President Albers’ dream to expand: University feat recalls school history


Mesa’s attainment of university status last summer marked the biggest change in the school’s 87-year history since the initial change from a junior college to a baccalaureate degree granting college in the 1970’s.

The school was then led by President Dr. Theodore Albers whose steadfast dedication and work ethic would ultimately lead to a successful accreditation, four years after the initial discussion for it had begun.

The move, while favored by a majority, was not without many condemnations from people within the school as well as the surrounding community. It was not easy for Dr. Albers and his family, including his wife, Maxine, who has since remarried after Albers’ death in 2002 and taken the last name Carnes.

“I remember the trauma, and how busy he was. He was gone a lot of the time and he was being criticized, a lot, which was probably more traumatic for his family then it was for him,” Carnes said. “He was so busy and dedicated to what he was doing, that I don’t think it troubled him a lot, he just knew it was just part of the job.”

Never one to let students’ opinions go unheard, Dr. Albers held many meetings that were open to the community and his door was always open to students who wished to speak with him about any and all issues.

Due to this collaboration with the community, he considered the change to be a team effort. His health declined and a rare heart condition eventually led him to retire in the summer of 1974, but not before overseeing the final steps of Mesa’s transformation into the baccalaureate institution he had fought so hard for during his time as the college’s president.

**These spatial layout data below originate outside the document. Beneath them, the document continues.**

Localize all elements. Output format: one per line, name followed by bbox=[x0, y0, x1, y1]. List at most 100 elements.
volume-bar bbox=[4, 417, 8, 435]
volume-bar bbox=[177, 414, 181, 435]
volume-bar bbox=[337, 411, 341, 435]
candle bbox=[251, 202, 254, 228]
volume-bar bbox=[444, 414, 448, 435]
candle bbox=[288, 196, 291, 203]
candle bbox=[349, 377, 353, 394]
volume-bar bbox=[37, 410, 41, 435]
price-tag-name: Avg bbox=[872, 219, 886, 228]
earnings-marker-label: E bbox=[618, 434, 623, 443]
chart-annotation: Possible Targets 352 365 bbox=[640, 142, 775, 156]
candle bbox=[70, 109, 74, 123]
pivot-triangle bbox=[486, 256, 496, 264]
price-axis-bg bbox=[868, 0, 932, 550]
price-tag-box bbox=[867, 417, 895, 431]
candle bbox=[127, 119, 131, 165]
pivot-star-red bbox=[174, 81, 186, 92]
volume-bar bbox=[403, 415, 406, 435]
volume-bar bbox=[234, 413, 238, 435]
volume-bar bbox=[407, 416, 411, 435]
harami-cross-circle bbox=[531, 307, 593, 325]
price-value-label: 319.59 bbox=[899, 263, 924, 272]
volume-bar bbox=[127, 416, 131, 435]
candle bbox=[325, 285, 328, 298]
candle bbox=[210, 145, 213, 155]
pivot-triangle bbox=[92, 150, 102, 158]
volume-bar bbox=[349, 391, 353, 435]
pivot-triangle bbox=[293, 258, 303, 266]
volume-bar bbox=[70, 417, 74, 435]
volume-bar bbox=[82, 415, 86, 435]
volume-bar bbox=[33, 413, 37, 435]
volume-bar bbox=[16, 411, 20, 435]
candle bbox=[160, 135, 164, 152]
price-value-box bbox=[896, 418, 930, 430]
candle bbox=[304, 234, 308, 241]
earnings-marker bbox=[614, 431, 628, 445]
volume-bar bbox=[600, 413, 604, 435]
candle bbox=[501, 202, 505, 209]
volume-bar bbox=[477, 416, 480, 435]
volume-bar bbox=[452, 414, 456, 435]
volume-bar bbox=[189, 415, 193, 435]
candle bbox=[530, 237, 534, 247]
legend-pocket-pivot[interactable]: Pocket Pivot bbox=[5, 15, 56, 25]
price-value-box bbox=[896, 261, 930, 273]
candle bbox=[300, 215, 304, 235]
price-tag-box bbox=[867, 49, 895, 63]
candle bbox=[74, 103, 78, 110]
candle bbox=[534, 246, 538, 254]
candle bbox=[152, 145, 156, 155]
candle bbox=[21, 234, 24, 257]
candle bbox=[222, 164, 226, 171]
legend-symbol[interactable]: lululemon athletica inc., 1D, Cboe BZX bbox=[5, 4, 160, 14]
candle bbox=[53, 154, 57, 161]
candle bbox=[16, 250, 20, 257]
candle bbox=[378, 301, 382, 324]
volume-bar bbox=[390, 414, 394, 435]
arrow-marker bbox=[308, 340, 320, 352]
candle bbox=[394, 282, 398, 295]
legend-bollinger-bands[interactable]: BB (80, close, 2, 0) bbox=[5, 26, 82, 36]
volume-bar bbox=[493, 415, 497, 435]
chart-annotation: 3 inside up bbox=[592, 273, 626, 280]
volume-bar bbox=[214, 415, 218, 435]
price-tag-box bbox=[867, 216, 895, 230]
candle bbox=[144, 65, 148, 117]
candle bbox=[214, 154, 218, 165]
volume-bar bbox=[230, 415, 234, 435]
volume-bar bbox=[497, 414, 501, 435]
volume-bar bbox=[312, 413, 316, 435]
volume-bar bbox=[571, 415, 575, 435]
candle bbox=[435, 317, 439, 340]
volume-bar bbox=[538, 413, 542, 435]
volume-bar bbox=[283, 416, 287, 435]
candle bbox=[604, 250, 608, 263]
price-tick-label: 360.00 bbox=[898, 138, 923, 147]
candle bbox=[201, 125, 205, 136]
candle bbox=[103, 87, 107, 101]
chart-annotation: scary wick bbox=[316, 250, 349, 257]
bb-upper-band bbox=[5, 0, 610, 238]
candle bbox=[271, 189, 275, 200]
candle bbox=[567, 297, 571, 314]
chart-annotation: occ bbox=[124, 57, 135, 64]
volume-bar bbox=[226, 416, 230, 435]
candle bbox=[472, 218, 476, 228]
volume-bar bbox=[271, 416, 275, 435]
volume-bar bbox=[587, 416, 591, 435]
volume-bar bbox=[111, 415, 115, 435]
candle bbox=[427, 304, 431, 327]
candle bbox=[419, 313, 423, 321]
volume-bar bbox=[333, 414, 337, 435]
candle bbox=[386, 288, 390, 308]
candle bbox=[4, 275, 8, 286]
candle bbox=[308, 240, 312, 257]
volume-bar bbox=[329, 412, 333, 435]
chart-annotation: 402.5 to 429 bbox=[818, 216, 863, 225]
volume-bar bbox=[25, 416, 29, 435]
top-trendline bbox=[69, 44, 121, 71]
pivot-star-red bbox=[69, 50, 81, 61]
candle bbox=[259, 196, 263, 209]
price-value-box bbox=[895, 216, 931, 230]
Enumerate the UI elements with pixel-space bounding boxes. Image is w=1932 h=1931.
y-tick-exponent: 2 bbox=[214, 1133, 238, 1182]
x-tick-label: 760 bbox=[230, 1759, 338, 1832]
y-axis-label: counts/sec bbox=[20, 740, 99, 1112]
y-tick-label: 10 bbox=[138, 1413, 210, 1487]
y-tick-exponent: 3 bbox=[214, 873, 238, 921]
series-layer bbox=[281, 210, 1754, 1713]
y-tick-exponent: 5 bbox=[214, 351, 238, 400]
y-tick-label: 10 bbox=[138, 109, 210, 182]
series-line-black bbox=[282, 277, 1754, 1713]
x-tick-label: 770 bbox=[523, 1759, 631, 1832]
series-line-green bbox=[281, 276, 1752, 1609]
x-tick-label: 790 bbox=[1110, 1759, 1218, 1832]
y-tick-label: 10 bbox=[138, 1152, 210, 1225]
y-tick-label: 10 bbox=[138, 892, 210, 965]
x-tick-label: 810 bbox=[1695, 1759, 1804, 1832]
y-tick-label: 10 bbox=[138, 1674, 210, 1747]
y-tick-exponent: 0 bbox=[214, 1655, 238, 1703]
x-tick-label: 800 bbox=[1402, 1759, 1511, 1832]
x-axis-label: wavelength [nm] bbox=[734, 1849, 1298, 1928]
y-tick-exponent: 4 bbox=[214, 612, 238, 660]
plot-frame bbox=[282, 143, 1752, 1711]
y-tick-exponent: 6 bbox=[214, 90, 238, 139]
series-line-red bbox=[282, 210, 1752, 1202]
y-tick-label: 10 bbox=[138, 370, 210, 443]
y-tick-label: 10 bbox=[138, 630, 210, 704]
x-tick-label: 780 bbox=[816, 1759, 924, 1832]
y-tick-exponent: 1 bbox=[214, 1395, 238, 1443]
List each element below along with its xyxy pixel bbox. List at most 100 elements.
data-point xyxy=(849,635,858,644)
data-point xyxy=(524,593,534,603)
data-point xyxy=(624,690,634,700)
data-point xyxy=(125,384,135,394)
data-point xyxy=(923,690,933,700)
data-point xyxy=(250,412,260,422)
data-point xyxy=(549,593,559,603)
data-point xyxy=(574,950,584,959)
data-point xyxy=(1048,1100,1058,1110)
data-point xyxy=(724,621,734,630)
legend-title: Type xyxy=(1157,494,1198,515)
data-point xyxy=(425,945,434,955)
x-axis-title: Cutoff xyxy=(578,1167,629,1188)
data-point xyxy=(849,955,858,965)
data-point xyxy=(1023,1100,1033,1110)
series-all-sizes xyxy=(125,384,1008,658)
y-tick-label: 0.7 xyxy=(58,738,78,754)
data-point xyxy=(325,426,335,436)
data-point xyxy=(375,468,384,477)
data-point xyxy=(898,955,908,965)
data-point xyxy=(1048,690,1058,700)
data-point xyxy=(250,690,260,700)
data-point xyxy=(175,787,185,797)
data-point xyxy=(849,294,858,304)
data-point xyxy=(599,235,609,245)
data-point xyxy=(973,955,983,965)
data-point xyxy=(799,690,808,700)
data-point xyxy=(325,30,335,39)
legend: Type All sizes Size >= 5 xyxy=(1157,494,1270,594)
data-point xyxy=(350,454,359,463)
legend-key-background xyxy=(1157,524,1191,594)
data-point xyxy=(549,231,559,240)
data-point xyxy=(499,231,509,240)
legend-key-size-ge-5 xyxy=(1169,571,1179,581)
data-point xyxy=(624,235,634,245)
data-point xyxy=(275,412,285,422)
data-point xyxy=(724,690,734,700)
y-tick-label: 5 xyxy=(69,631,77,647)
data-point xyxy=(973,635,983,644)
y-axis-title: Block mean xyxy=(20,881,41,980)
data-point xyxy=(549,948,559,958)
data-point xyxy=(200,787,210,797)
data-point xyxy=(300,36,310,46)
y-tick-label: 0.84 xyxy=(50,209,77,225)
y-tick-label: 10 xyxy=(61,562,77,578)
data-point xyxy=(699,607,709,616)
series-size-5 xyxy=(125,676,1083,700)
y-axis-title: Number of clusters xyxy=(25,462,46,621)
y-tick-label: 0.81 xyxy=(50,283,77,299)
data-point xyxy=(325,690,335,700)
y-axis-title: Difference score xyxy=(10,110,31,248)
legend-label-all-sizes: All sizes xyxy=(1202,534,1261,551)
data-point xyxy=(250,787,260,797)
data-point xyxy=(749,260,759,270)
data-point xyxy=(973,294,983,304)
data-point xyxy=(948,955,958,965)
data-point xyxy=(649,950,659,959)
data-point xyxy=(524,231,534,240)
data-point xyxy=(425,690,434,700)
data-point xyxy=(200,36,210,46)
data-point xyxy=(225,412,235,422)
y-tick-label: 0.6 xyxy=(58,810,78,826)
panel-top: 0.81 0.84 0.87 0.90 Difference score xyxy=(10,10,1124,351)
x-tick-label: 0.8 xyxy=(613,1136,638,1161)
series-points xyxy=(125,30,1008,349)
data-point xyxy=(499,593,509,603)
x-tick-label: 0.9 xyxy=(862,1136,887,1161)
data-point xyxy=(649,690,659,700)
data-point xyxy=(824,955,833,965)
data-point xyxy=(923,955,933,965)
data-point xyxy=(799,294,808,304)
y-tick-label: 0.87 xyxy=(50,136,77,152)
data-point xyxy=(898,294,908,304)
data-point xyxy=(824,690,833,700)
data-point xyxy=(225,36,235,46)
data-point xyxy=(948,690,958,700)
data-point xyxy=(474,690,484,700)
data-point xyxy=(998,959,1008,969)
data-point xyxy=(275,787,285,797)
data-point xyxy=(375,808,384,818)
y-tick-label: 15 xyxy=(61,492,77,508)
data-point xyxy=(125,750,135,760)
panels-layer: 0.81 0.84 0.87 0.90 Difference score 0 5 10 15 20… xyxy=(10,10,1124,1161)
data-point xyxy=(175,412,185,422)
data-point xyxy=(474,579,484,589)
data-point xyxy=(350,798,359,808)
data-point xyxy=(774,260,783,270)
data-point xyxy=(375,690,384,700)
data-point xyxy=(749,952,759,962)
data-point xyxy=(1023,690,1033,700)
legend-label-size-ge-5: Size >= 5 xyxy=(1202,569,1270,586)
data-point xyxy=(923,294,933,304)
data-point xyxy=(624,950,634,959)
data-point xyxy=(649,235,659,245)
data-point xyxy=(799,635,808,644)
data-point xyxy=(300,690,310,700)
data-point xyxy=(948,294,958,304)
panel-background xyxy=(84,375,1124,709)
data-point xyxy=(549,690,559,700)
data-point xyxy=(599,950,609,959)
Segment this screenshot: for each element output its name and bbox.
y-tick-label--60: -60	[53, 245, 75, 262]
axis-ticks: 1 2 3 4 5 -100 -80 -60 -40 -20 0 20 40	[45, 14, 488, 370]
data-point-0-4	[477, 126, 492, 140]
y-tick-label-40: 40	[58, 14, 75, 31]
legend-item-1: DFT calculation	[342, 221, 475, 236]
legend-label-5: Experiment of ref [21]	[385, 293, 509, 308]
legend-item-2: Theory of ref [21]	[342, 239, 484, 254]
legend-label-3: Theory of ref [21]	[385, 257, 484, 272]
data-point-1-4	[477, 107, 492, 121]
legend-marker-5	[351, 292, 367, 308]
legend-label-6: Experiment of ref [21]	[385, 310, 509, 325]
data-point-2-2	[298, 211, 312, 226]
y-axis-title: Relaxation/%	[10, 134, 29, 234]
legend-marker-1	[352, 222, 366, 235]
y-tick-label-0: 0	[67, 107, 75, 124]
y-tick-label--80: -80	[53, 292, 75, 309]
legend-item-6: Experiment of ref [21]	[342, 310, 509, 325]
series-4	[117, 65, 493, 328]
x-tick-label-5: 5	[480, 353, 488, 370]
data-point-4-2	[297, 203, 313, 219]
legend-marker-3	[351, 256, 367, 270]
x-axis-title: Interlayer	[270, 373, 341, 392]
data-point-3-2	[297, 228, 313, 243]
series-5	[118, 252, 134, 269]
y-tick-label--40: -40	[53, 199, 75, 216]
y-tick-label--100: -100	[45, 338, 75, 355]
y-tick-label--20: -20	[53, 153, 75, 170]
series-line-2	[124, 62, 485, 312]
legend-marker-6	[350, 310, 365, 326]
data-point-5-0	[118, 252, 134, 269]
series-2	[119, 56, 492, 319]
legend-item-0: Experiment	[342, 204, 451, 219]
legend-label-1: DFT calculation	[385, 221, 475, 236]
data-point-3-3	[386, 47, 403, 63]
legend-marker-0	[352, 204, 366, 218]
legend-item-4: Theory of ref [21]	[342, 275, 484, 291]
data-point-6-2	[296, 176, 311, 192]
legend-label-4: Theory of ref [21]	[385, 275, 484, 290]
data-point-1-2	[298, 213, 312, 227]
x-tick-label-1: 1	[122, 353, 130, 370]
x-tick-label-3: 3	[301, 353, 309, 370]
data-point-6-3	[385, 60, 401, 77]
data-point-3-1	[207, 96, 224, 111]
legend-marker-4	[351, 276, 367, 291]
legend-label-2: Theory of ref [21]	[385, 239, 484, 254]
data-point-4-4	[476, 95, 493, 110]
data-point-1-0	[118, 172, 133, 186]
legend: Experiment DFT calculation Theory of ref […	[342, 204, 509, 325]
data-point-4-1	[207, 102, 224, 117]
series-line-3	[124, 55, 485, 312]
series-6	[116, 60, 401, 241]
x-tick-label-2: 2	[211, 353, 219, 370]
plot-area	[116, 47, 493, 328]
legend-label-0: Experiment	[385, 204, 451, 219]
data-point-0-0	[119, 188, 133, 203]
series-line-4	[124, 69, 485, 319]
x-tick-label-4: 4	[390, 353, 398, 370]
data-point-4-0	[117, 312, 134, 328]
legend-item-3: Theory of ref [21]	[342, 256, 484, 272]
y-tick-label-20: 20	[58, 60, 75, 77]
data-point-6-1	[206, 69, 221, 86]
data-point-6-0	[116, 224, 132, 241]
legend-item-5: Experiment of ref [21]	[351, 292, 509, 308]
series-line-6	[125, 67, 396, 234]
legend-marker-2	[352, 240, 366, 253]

“Ted was not one to take credit for himself. He worked with people well and he just thought it was a team effort.” Carnes said, “He really ruined his health during that time, because he didn’t know (of the heart condition) until he went through a lot of tests earlier in February of that year. After that, Ted took control of his own health, he was given six months to live and he lived 28 years.”

Although Dr. Albers did not live to see Mesa achieve University status, there is no doubt how he might feel about it. Mrs. Carnes said that she knows he would be pleased, because they are doing a lot of those things that Dr. Albers planned for Mesa. His vision, even before he was president, was that the school would develop into a University.

His legacy and memory at Mesa will be remembered thanks to the 1992 dedication of the formerly named “Old Elm Hall”  to the now more familiar “Albers Hall,” as well as the formation of a scholarship in his name. Nothing could be more fitting than that for a man who risked his very health at helping the college realize its potential.